Content, more and more, is just shallow, amoral, sociopaths making millions of dollars by saying things they don’t mean. Or maybe they do mean them. It doesn’t really matter.
Because, however you feel about what they’re saying, whether your comments and reactions express delight or discomfort or disgust at their opinions, the attention machine rewards them just the same.
Content is “bread and circuses” in digital form.
A distraction designed to convince us that people who share 99% of our concerns are our enemy.
A pacifier, designed to reassure us that the things we already believe always just so happen to be correct.
A battlefield where billionaires spend millions of dollars to control what we think.
And an awful lot of people haven’t noticed that they’re losing.
In the immortal words of Stafford Beer, the purpose of a system is what it does.
Not what it claims to do, not what it aspires to do, not what it might do under more ideal circumstances, but what it does; the effect it produces in the world.

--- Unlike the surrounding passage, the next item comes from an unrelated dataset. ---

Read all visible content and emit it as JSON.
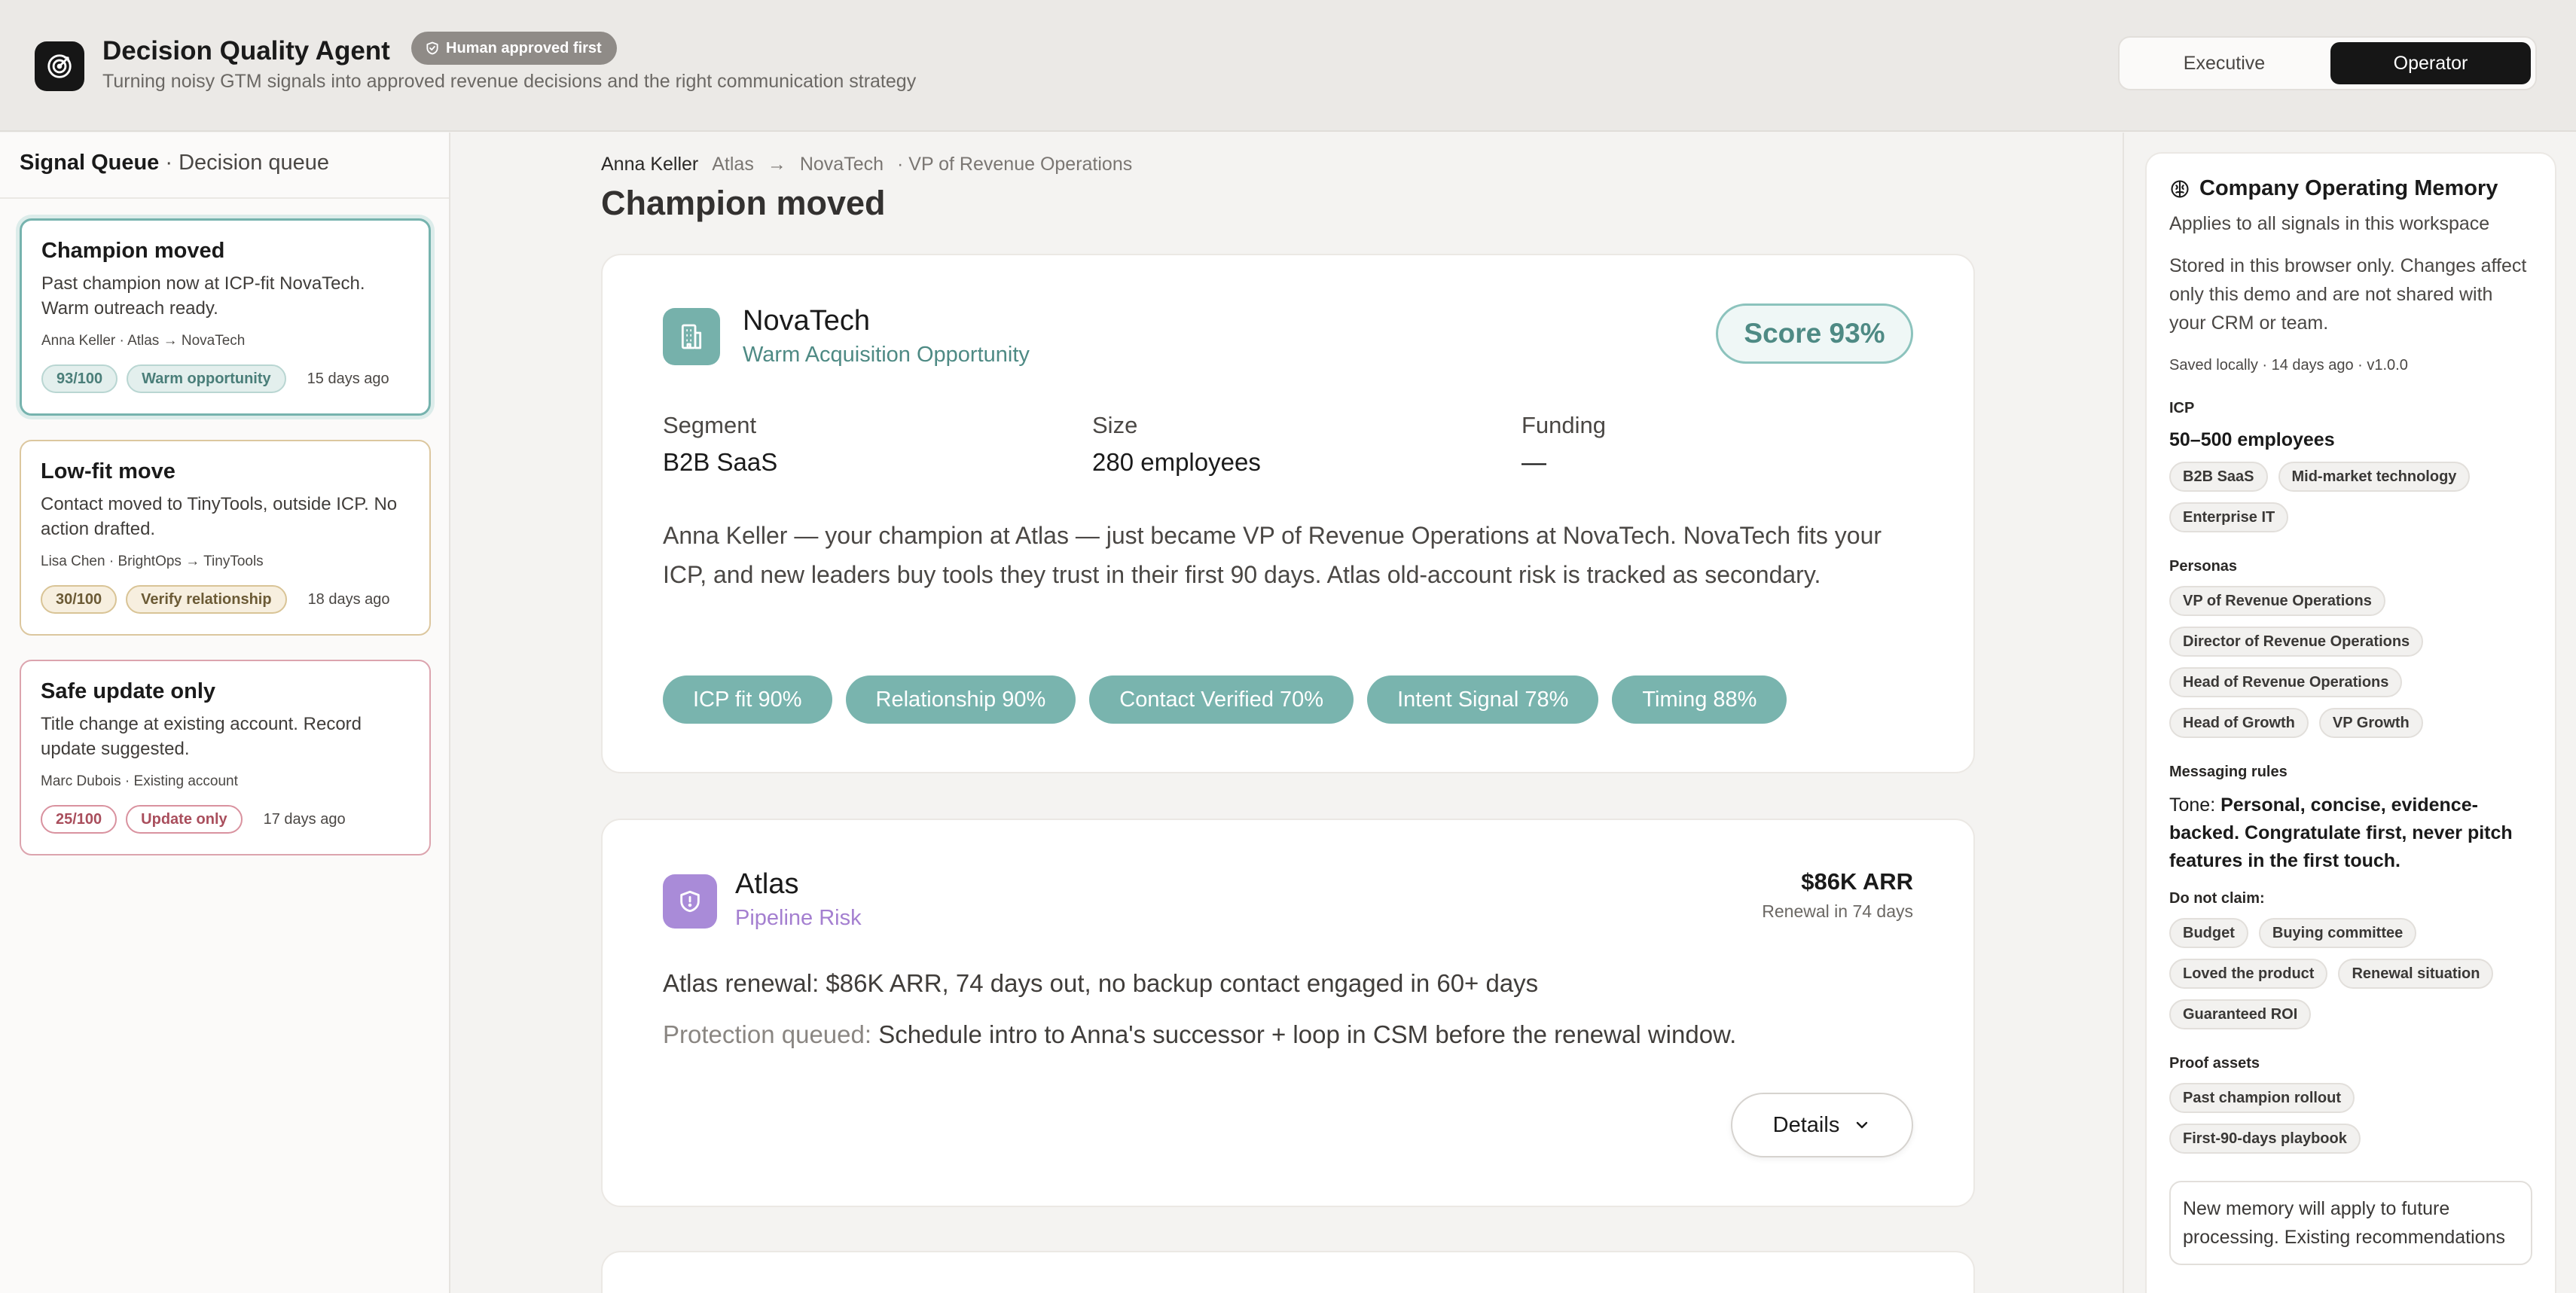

And what this system does, almost exclusively, is divide us and enrage us and funnel our attention towards the dumbest, most dishonest people on the planet, because these are the only people who can wake up every day to lieand grovel and humiliate themselves to defend their talking points without being crushed by shame and self-loathing.
I’ve been thinking long and hard about my place in this machine; about how to assess the people I pay attention to, about how to make nuance more compelling than outrage, about how to treat our collective attention with the respect it deserves.
And maybe the first step is to recognise what’s at stake.
Our attention is the most valuable thing we possess. It is one of the only things that is truly, irrevocably ours. And it has the power, when properly directed, to change the world.
That’s why corporations spend so much money trying to monetise it, grifters spend so much time trying to manipulate it, and politicians spend so much energy directing it at immigrants and aliens and anything, anything at all, but them.
Because they know that if we ever stop fighting amongst ourselves, if we ever get around to focusing our attention on them, they won’t stand a chance.